When MORE Electric and Power Corp. (MORE Power) executives filed last December 12 an administrative complaint against Regional Trial Court (Branch 35) Judge Daniel Antonio Gerardo S. Amular before the Supreme Court (SC), I thought it was simply adding another layer of suit on this already well-adorned power struggle. In my mind, it isn’t worth a bother since another suit would only further entangle this wired up mess. I thought wrong.

MORE Power legal counsel Hector P. Teodosio and Chief Operating Officer Roel Castro specifically sued Amular for grave misconduct, gross ignorance of the law and violation of the Code of Judicial Conduct. They said the complaint was prompted by the way Amular presided over the Writ of Possession or expropriation case filed by MORE Power against Panay Electric Co. (PECO).

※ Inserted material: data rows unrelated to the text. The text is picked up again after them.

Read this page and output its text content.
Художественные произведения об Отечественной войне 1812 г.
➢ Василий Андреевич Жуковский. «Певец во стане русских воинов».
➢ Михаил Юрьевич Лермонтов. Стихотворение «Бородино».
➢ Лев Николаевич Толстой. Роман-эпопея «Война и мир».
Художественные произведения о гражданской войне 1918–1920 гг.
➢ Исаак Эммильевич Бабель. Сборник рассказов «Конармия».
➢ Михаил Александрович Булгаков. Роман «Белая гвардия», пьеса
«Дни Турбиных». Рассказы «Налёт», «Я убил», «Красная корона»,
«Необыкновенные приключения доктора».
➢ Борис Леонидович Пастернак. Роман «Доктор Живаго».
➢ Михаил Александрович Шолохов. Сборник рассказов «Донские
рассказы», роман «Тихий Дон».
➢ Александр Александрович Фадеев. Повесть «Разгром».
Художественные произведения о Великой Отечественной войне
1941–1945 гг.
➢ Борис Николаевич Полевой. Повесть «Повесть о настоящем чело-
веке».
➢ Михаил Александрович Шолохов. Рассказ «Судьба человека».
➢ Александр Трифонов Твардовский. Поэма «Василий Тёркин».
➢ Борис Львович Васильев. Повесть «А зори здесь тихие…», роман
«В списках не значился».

It appears Judge Amular tried to get the two parties to settle out of court. He allegedly warned one of the parties that the case could drag on for years. Fair enough, an attempt at settlement is part of the judicial process. But then he sat on the case like a hen waiting for it to hatch.

In a November 28 ruling, Judge Amular suspended further proceedings on the expropriation case noting that the issue is already pending before the Supreme Court.  In part, the decision stated: “(T)he Court resolved to suspend further proceedings in this case in the interest of judicial fairness, respect to the Honorable Supreme Court, and for practicable reasons,” the decision read.

Clearly, the judge is avoiding his pecker getting caught in a wringer by trying not to second guess the highest court of the land. But a ruling, favorable to More or not, he must make if only to follow the order of things – first, the RTC decides on a case, the losing party appeals to a higher court or directly to the Supreme Court, and the SC issues a ruling which becomes part of the law of the land.

But, in fact, the Supreme Court has already given a hint on its leanings when it issued an order barring the issuance of any TRO based on the Mandaluyong court decision which ruled unconstitutional the inclusion of eminent domain powers to More through its Congressional franchise. It is this RTC decision, already overturned by the Court of Appeals, that is under judicial consideration by the High Court.

For sure, whatever ruling Judge Amular makes will find its way to the Supreme Court, especially because the issue is imbued with public interest. By acting like a bird sitting on a wire, he may simply have exposed himself to potshots from the public.